Маменька, не заметив в тонкости состояния духа их, а относя крик их к удивлению, отвечали таким же меланхоличным тоном, как батенька при начале разговора: "Это дурак из дураков так украсил; он не более, как свинопас!" Маменька такою аллегориею хотели кольнуть батеньку.

– Как он смел это сделать? – не кричали, а ревели батенька, до того, что окна и двери в доме тряслися. В запальчивости бросились они к маменьке, желая, по обычаю, потузить их хорошенько… И тогда мне лучше было бы. У батеньки такая была натура, что когда разлютуются, так и колотят первого, кто попадется; когда же выбьют свое сердце, то виноватому уже и слова не окажут. Тут же, к моему несчастью, маменька ушла от ударов батенькиных, оставив в дверях и епанечку свою; а я, спрятавшийся было в пуховики маменькины, вытащен и наказан чувствительно и больно.

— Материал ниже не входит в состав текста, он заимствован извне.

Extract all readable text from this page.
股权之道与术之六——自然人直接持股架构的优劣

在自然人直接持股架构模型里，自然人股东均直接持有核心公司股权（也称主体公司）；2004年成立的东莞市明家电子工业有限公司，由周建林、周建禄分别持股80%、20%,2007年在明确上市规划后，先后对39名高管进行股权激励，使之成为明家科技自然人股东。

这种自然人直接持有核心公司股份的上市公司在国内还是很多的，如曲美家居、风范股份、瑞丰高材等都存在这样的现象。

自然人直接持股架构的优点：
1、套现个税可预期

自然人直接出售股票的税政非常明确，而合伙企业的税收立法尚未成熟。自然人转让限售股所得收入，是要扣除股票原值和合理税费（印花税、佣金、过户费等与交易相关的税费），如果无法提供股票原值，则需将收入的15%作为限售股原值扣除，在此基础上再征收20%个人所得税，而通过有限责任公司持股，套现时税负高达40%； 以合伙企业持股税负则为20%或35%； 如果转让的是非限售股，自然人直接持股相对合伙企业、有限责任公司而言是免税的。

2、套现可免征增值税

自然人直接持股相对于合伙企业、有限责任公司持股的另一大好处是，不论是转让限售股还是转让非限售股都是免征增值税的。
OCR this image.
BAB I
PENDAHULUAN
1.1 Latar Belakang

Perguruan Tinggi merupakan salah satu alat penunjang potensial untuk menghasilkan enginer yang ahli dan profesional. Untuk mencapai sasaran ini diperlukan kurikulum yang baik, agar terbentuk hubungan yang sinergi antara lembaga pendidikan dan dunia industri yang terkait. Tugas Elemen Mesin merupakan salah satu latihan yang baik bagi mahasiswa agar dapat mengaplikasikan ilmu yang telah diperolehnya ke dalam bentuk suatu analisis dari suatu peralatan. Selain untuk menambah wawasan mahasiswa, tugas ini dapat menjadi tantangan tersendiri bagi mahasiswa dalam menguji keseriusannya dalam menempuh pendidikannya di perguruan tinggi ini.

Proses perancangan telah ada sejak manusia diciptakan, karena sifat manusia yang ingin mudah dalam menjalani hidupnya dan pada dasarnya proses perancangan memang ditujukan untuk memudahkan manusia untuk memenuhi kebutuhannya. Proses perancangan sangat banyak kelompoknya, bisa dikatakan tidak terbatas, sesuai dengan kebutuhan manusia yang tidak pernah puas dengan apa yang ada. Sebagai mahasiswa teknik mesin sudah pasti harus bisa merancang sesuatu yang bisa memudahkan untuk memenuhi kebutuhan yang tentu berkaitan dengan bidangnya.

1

Батенька целый день не могли успокоиться и знай твердили, что книга их по кунштам была неоцененна; что иконописец, расписывающий в ближнем селении иконостас, сам предлагал за нее десять рублей.

Маменька же, хотя и не смели на глаза показываться батеньке, но, сидя в другой комнате, переговаривали их слова тихонько: "Десять рублей, великое дело! Кажется, своя утроба дороже стоит".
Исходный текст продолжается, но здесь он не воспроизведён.